Data stream clustering refers to the clustering of data that arrives continually such as financial transactions, multimedia data, or telephonic records. It is usually studied as a “Streaming Algorithm.” The purpose of Data Stream Clustering is to contract a good clustering stream using a small amount of time and memory.
Technically, Clustering is the act of grouping elements using sets. The main purpose of this type of separation is to unite items that are similar to each other, using the comparison of a series of characteristics of these. When we talk about Data Stream, we can separate its methods into five categories, namely partitioning, hierarchical, density-based, grid-based and model-based, which will be detailed in the course of the article.
There is one more factor to take into account when talking about clusters. It is possible to divide the possible distances in four, being the minimum (or single connection), maximum (or complete connection), mean distance and the average, and each one has its characteristics regarding the cost of implementation and computational power, being that the minimum distance and mean distance are more common to use in Data Stream Clustering.
Similar to traditional data clustering, data stream clustering methods can be classified into five categories that are listed below:
This type of partitioning has the main characteristic of grouping data into a fixed number, previously defined, of clusters, using an iterative method to assign data from one group to another. It is important to note that the STREAM can execute clusters using limited time and memory, this method is intrinsically related to the k factor, which deals with the number of clusters defined at the beginning. Its use is specific to discover spherical clusters, that is, where the idea is to set the centre of each cluster such that it makes both uniform and minimal the angle between components.
Hierarchical methods have the objective of grouping a set of data through the use of a hierarchical tree of clusters, which can be defined as divisive or agglomerative. Some of the most famous hierarchical algorithms are BIRCH, CURE, ROCK and CHAMELEON hierarchical algorithm.
This type of method results in a set of clusters, where all are distinct from each other, while within each cluster, the objects contained are similar.
This type of method performs a survey to identify the density profile of the data to be grouped. Therefore, we take clusters as the regions with a high volume of described objects, being separated by regions where there is little or no data represented. One of the advantages of this type of method is that it allows us to find clusters that have an arbitrary format, without having to make a predefined number of clusters. The example of these methods includes DBSCAN, ÓPTICA and PreDeCon.

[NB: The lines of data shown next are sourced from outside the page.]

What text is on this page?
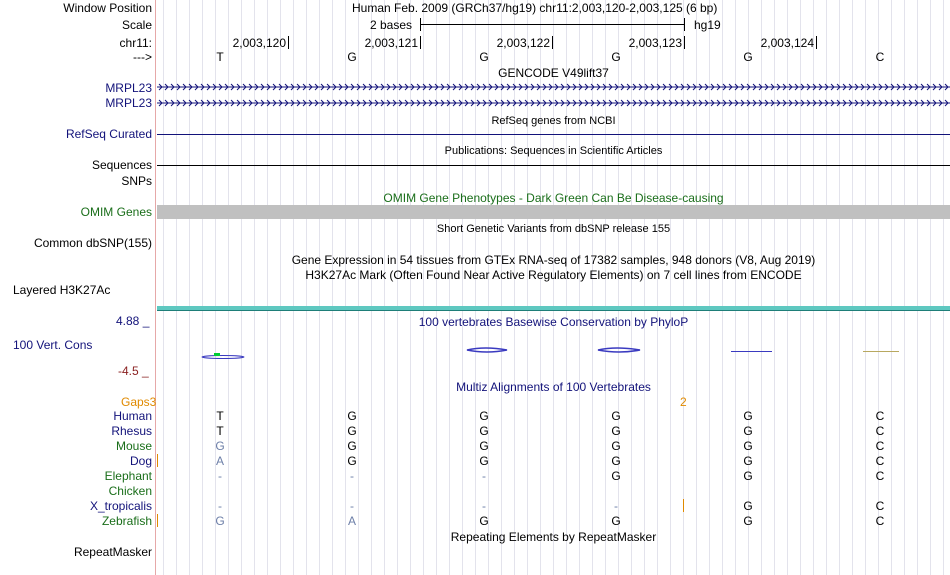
Window Position	Human Feb. 2009 (GRCh37/hg19) chr11:2,003,120-2,003,125 (6 bp)
Scale	2 bases	hg19
chr11:	2,003,120	2,003,121	2,003,122	2,003,123	2,003,124
--->	T	G	G	G	G	C
GENCODE V49lift37
MRPL23
MRPL23
RefSeq genes from NCBI
RefSeq Curated
Publications: Sequences in Scientific Articles
Sequences
SNPs
OMIM Gene Phenotypes - Dark Green Can Be Disease-causing
OMIM Genes
Short Genetic Variants from dbSNP release 155
Common dbSNP(155)
Gene Expression in 54 tissues from GTEx RNA-seq of 17382 samples, 948 donors (V8, Aug 2019)
H3K27Ac Mark (Often Found Near Active Regulatory Elements) on 7 cell lines from ENCODE
Layered H3K27Ac
4.88 _	100 vertebrates Basewise Conservation by PhyloP
100 Vert. Cons
-4.5 _
Multiz Alignments of 100 Vertebrates
Gaps3	2
Human	T	G	G	G	G	C
Rhesus	T	G	G	G	G	C
Mouse	G	G	G	G	G	C
Dog	A	G	G	G	G	C
Elephant	-	-	-	G	G	C
Chicken
X_tropicalis	-	-	-	-	G	C
Zebrafish	G	A	G	G	G	C
Repeating Elements by RepeatMasker
RepeatMasker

This type of clustering approach differs a lot from the traditional ones since it is not concerned with the data points themselves, but with the value space that surrounds it, which can be described through five basic steps, namely: the creation of the grid structure, by choosing a finite number of cells for it, calculating the cell density for each of the cells, classifying them according to the density of each one, identifying, from there, cluster centers and checking the cross-section of neighbouring cells. We can take as an example of this type of method the DENCLUE, which uses a grid of fixed size of the grid, the STRING and the WaveCluster.
This type of clustering method aims to optimize the relationship between the data and some statistical models. We can divide the present methods into smooth clustering and neural networks. Some examples of model-based methods are Expectation-Maximization (EM) and SWEM, the latter being based on EM using a sliding analysis window. It is important to point out that, whenever we talk about this type of grouping method, the first things that come to mind are the artificial intelligence and not without reason, after all, they are the most used in this branch of computing.